Lalu, Program unggulan Gerakan Ananda melalui BNN Goes to School, Goes to Kampus, Ron Masigaro, dan Kamis Koliki.
Di bidang pembinaan generasi muda, BNNP Maluku Utara menggelar kejuaraan taekwondo dengan 373 peserta dari 12 dojang se-Maluku Utara, sekaligus menghadirkan atlet binaan BNNP yang telah mengharumkan nama daerah dan Indonesia di tingkat nasional dan internasional.
Di bidang rehabilitasi, BNNP Maluku Utara menegaskan penyalahguna narkoba adalah korban yang harus diselamatkan.
Sepanjang 2025, sebanyak 55 orang menjalani rawat jalan di Klinik Pratama BNN, 10 orang mendapat layanan Skrining Intervensi Lapangan (SIL), serta 50 orang mengikuti program usai rehabilitasi.
Selain itu, 5.225 orang menerima layanan penerbitan Surat Keterangan Hasil Pemeriksaan Narkotika (SKHPN).

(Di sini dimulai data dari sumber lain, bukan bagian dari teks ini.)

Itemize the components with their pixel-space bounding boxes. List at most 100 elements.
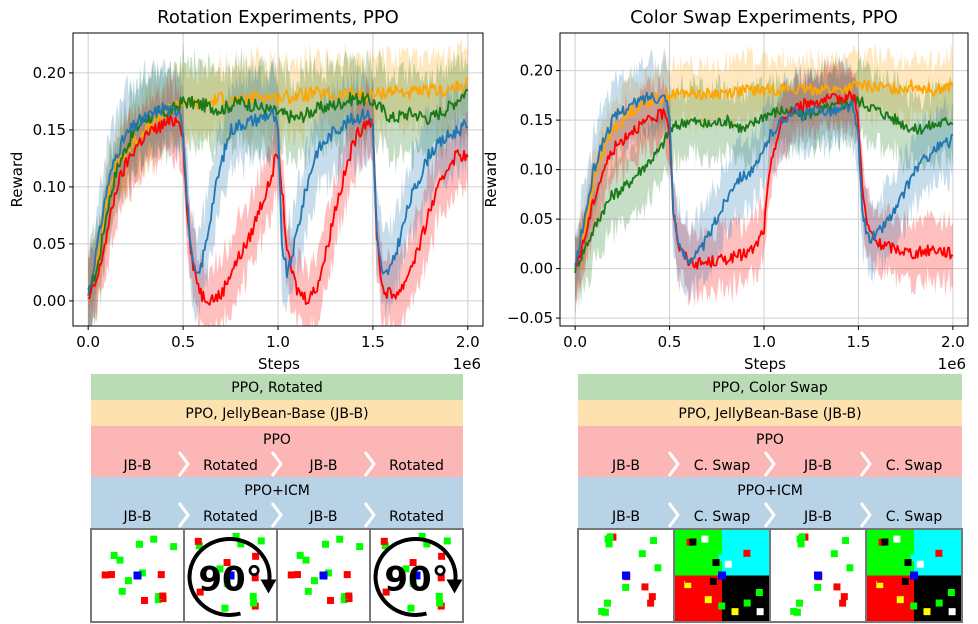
grid-item bbox=[685, 575, 693, 583]
x-axis-label: Steps bbox=[258, 355, 300, 373]
grid-item bbox=[814, 583, 822, 591]
legend-band-label: PPO, Rotated bbox=[231, 380, 323, 396]
grid-item bbox=[336, 535, 344, 543]
grid-item bbox=[709, 577, 717, 585]
grid-item bbox=[701, 535, 709, 543]
phase-label: JB-B bbox=[803, 509, 832, 525]
chart-title: Rotation Experiments, PPO bbox=[157, 7, 399, 28]
phase-chevron bbox=[270, 502, 283, 528]
grid-item bbox=[916, 560, 924, 568]
grid-item bbox=[733, 558, 741, 566]
x-scale-label: 1e6 bbox=[938, 355, 966, 373]
grid-item bbox=[743, 599, 751, 607]
x-tick-label: 0.5 bbox=[658, 333, 682, 351]
grid-item bbox=[296, 551, 304, 559]
grid-item bbox=[712, 559, 720, 567]
grid-item bbox=[598, 607, 606, 615]
grid-item bbox=[840, 593, 848, 601]
plot-area bbox=[87, 37, 469, 326]
phase-label: Rotated bbox=[389, 458, 444, 474]
grid-item bbox=[252, 552, 260, 560]
legend-band bbox=[91, 374, 463, 400]
grid-item bbox=[293, 571, 301, 579]
grid-item bbox=[250, 599, 258, 607]
legend-band-label: PPO bbox=[756, 432, 784, 448]
grid-item bbox=[141, 596, 149, 604]
phase-chevron bbox=[177, 451, 190, 477]
rotation-label: 90° bbox=[384, 560, 448, 600]
agent-marker bbox=[814, 571, 822, 580]
rotate-arrow-icon bbox=[260, 579, 277, 594]
phase-chevron bbox=[859, 502, 872, 528]
phase-label: Rotated bbox=[389, 509, 444, 525]
y-tick-label: −0.05 bbox=[507, 309, 553, 327]
series-line-3 bbox=[574, 90, 954, 270]
grid-item bbox=[155, 593, 163, 601]
grid-item bbox=[689, 538, 697, 546]
legend-band-label: PPO, JellyBean-Base (JB-B) bbox=[185, 406, 368, 422]
y-tick-label: 0.15 bbox=[33, 121, 66, 139]
x-scale-label: 1e6 bbox=[453, 355, 481, 373]
grid-item bbox=[736, 568, 744, 576]
phase-chevron bbox=[763, 502, 776, 528]
grid-item bbox=[724, 560, 732, 568]
y-tick-label: 0.15 bbox=[520, 111, 553, 129]
env-tile bbox=[577, 528, 675, 623]
x-tick-label: 0.0 bbox=[76, 333, 100, 351]
phase-chevron bbox=[667, 502, 680, 528]
grid-item bbox=[910, 602, 918, 610]
grid-item bbox=[304, 587, 312, 595]
grid-item bbox=[947, 589, 955, 597]
grid-item bbox=[409, 580, 417, 588]
grid-item bbox=[223, 559, 231, 567]
grid-item bbox=[881, 538, 889, 546]
grid-item bbox=[654, 564, 662, 572]
grid-item bbox=[251, 574, 259, 582]
grid-item bbox=[925, 558, 933, 566]
grid-item bbox=[877, 575, 885, 583]
grid-item bbox=[603, 599, 611, 607]
legend-band bbox=[91, 400, 463, 426]
grid-item bbox=[343, 571, 351, 579]
grid-item bbox=[833, 583, 841, 591]
phase-label: JB-B bbox=[611, 458, 640, 474]
grid-item bbox=[398, 571, 406, 579]
phase-chevron bbox=[363, 451, 376, 477]
grid-item bbox=[170, 543, 178, 551]
phase-chevron bbox=[763, 451, 776, 477]
x-tick-label: 2.0 bbox=[941, 333, 965, 351]
y-tick-label: 0.00 bbox=[520, 260, 553, 278]
phase-label: C. Swap bbox=[694, 458, 751, 474]
grid-item bbox=[409, 559, 417, 567]
grid-item bbox=[150, 535, 158, 543]
phase-chevron bbox=[667, 451, 680, 477]
grid-item bbox=[846, 564, 854, 572]
chart-0: 0.0 0.5 1.0 1.5 2.0 0.00 0.05 0.10 0.15 0.20 Rotat… bbox=[8, 7, 484, 373]
grid-item bbox=[418, 532, 426, 540]
grid-item bbox=[136, 540, 144, 548]
series-band-1 bbox=[575, 41, 953, 306]
grid-item bbox=[622, 583, 630, 591]
rotate-arc bbox=[187, 536, 272, 617]
phase-label: C. Swap bbox=[886, 509, 943, 525]
series-line-2 bbox=[574, 91, 954, 267]
grid-item bbox=[638, 550, 646, 558]
grid-item bbox=[212, 571, 220, 579]
x-tick-label: 0.5 bbox=[171, 333, 195, 351]
y-tick-label: 0.20 bbox=[520, 62, 553, 80]
agent-marker bbox=[412, 571, 421, 580]
grid-item bbox=[438, 552, 446, 560]
grid-item bbox=[606, 533, 614, 541]
env-tile bbox=[769, 528, 867, 623]
legend-band-label: PPO+ICM bbox=[737, 483, 803, 499]
x-tick-label: 1.0 bbox=[266, 333, 290, 351]
phase-label: JB-B bbox=[803, 458, 832, 474]
grid-item bbox=[345, 592, 353, 600]
grid-item bbox=[327, 596, 335, 604]
grid-item bbox=[287, 571, 295, 579]
series-band-0 bbox=[88, 41, 468, 326]
x-tick-label: 1.5 bbox=[847, 333, 871, 351]
series-line-1 bbox=[574, 79, 954, 270]
grid-item bbox=[302, 556, 310, 564]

Pada kesempatan itu Taryono menyampaikan apresiasi kepada Gubernur Maluku Utara serta seluruh pemangku kepentingan terkait, swasta, tokoh adat, tokoh agama, dan masyarakat yang telah mendukung pelaksanaan program Pencegahan dan Pemberantasan Penyalahgunaan serta Peredaran Gelap Narkotika (P4GN)
Ia berharap sinergi dan kolaborasi tersebut dapat terus ditingkatkan pada tahun 2026 untuk mewujudkan Maluku Utara Bersinar (Bersih Narkoba).